What would be *really* cool would be a super-fast implementation of VGA_drawhline()
in assembly.  That's something that would vastly improve nano-X and microwindows
*now*, since fillrectangle is based on drawhline.

This routine for VGA and standard memory ops would be great.


Greg

Subject: Re: Microwindows for Hercules
From: Alan Cox ####@####.####
Date: 19 Jul 1999 18:10:53 -0000
Message-Id: <E116Hix-0007sI-00@the-village.bc.nu>

> 	1. AFAICT it would require at least one division operation,
>            whereas standard Bresenham doesn't need any.  This
>            wouldn't be a problem for long diagonal lines, just for
>            short ones.  Division is expensive.

No.
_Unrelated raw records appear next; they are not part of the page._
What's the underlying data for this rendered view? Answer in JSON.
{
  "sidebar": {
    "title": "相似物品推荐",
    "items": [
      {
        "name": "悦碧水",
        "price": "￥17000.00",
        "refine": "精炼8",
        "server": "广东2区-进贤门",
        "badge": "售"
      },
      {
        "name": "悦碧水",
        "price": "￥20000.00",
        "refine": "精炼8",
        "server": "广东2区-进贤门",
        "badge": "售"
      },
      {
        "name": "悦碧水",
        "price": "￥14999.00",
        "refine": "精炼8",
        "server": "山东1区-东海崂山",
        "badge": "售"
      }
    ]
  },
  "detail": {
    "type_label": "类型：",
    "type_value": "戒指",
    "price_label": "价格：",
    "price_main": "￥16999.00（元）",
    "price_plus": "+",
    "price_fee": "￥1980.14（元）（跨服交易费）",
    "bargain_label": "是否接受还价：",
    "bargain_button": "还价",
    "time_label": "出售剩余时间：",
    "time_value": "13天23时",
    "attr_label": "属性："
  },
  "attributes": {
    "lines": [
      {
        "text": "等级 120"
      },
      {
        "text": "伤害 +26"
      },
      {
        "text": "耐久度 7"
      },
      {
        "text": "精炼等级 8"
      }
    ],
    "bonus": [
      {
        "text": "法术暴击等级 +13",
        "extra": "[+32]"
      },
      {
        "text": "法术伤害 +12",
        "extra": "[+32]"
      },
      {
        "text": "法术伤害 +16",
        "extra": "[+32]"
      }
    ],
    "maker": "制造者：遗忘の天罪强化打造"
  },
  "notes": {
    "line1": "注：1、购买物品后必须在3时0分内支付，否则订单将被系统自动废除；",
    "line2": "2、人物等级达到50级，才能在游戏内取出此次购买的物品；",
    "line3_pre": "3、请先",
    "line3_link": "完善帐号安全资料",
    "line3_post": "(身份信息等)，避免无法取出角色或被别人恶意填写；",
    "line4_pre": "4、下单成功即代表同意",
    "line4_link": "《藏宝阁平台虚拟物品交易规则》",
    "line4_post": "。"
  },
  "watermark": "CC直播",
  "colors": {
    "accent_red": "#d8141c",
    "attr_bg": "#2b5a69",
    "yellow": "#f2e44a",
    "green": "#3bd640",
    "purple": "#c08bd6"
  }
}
You can do it by using Besenham and still speed it up

>            fits, just barely, but it looks like an ``extended''
>            algorithm that keeps track of spans would need to use
>            memory as well.  This is a big loss on the 8086 IIRC.

Its not a big deal

Firstly:

	if(x2-x1 > y2-y2)
		horizonal_optimised();
	else
		vertical_optimised();

Next for Bresenham you drop the plot_pixel call and instead when you 
bump x (or y in vertical mode) you do plot_line(oldx,oldy, x,y); bump it
oldx=x oldy=y

Saves you function calls costs you four memory accesses per line - thats
a win on everything.

> Can anyone inform me how long DIV r/m16 takes on an 8086?  I seem to

"weeks" 8)

Subject: Re: Microwindows for Hercules
From: Ben Pfaff ####@####.####
Date: 19 Jul 1999 18:22:50 -0000
Message-Id: <87btd8xz1w.fsf@pfaffben.user.msu.edu>

Alan Cox ####@####.#### writes:

   > 	1. AFAICT it would require at least one division operation,
   >            whereas standard Bresenham doesn't need any.  This
   >            wouldn't be a problem for long diagonal lines, just for
   >            short ones.  Division is expensive.
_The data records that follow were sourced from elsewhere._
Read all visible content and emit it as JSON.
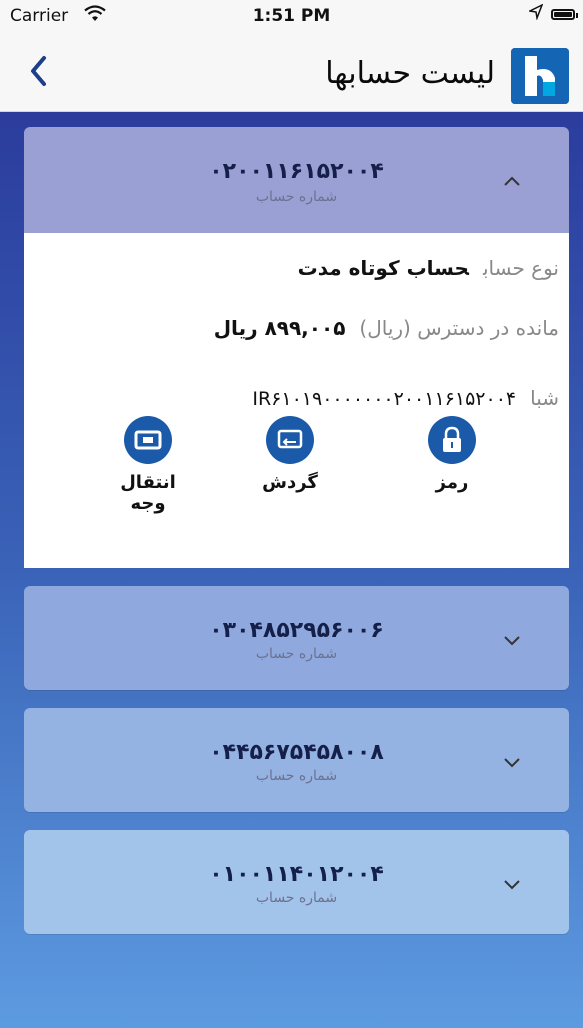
{
  "status_bar": {
    "carrier": "Carrier",
    "time": "1:51 PM"
  },
  "nav": {
    "title": "لیست حسابها"
  },
  "accounts": [
    {
      "number": "۰۲۰۰۱۱۶۱۵۲۰۰۴",
      "caption": "شماره حساب",
      "expanded": true
    },
    {
      "number": "۰۳۰۴۸۵۲۹۵۶۰۰۶",
      "caption": "شماره حساب",
      "expanded": false
    },
    {
      "number": "۰۴۴۵۶۷۵۴۵۸۰۰۸",
      "caption": "شماره حساب",
      "expanded": false
    },
    {
      "number": "۰۱۰۰۱۱۴۰۱۲۰۰۴",
      "caption": "شماره حساب",
      "expanded": false
    }
  ],
  "details": {
    "type_label": "نوع حساب",
    "type_value": "حساب کوتاه مدت",
    "balance_label": "مانده در دسترس (ریال)",
    "balance_value": "۸۹۹,۰۰۵ ریال",
    "sheba_label": "شبا",
    "sheba_value": "IR۶۱۰۱۹۰۰۰۰۰۰۰۲۰۰۱۱۶۱۵۲۰۰۴"
  },
  "actions": {
    "transfer": "انتقال وجه",
    "turnover": "گردش",
    "password": "رمز"
  },
  "colors": {
    "brand": "#1565b5",
    "action_blue": "#1a5aa8",
    "header_1": "#9aa0d4",
    "header_2": "#8fa9df",
    "header_3": "#94b3e3",
    "header_4": "#a3c4ea"
  }
}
   No. You can do it by using Besenham and still speed it up

   >            fits, just barely, but it looks like an ``extended''
   >            algorithm that keeps track of spans would need to use
   >            memory as well.  This is a big loss on the 8086 IIRC.

   Its not a big deal

   Firstly:

	   if(x2-x1 > y2-y2)
		   horizonal_optimised();
	   else
		   vertical_optimised();

Well, yes, obviously.

   Next for Bresenham you drop the plot_pixel call and instead when you 
   bump x (or y in vertical mode) you do plot_line(oldx,oldy, x,y); bump it
   oldx=x oldy=y

   Saves you function calls costs you four memory accesses per line - thats
   a win on everything.

Okay that's one way to look at it.  The routine that I was looking at
is in Wilton's _Programmer's Guide to PC and PS/2 Video Systems_.  He
has a routine that does one pixel per ten or so CPU instructions on
VGA16.  Getting that fast is easy; I was looking to do even better
than that using clever things with bit masks to write multiple pixels
at once.

You're looking at optimizing at the generic level with calls to a
hardware-specific routine; I was thinking about optimizing an already
fast x86 asm routine.  Oh well.
-- 
"Unix... is not so much a product
 as it is a painstakingly compiled oral history
 of the hacker subculture."
--Neal Stephenson

Subject: RE: Microwindows for Hercules
From: Greg Haerr ####@####.####
Date: 19 Jul 1999 19:21:18 -0000
Message-Id: <01BED1E9.24C8FF10.greg@censoft.com>

: Next for Bresenham you drop the plot_pixel call and instead when you 
: bump x (or y in vertical mode) you do plot_line(oldx,oldy, x,y); bump it
: oldx=x oldy=y
: 
: Saves you function calls costs you four memory accesses per line - thats
: a win on everything.
: 

	I agree.  Easy and simple, saves function calls and costs 2 subtracts
and a two stores.

Subject: RE: Microwindows for Hercules
From: Greg Haerr ####@####.####
Date: 19 Jul 1999 19:25:16 -0000
Message-Id: <01BED1E9.B0376C80.greg@censoft.com>

: Okay that's one way to look at it.  The routine that I was looking at
: is in Wilton's _Programmer's Guide to PC and PS/2 Video Systems_.  He
: has a routine that does one pixel per ten or so CPU instructions on
: VGA16.  Getting that fast is easy; I was looking to do even better
: than that using clever things with bit masks to write multiple pixels
: at once.

	It'd be cool to optimize that.  My asmplan4.s replacement
high-speed driver for vgaplan4.c uses Wilton's code as a base.
Feel free to test and enhance that code.


: 
: You're looking at optimizing at the generic level with calls to a
: hardware-specific routine; I was thinking about optimizing an already
: fast x86 asm routine.  Oh well.
:
	Currently, there's not a direct entry point for the line draw,
it's commented out.  Only if the entire line draw is unclipped will a
low-level routine be called anyways, but you could test by uncommenting
that code in GdLine in devdraw.c and calling it outside the driver interface.

Greg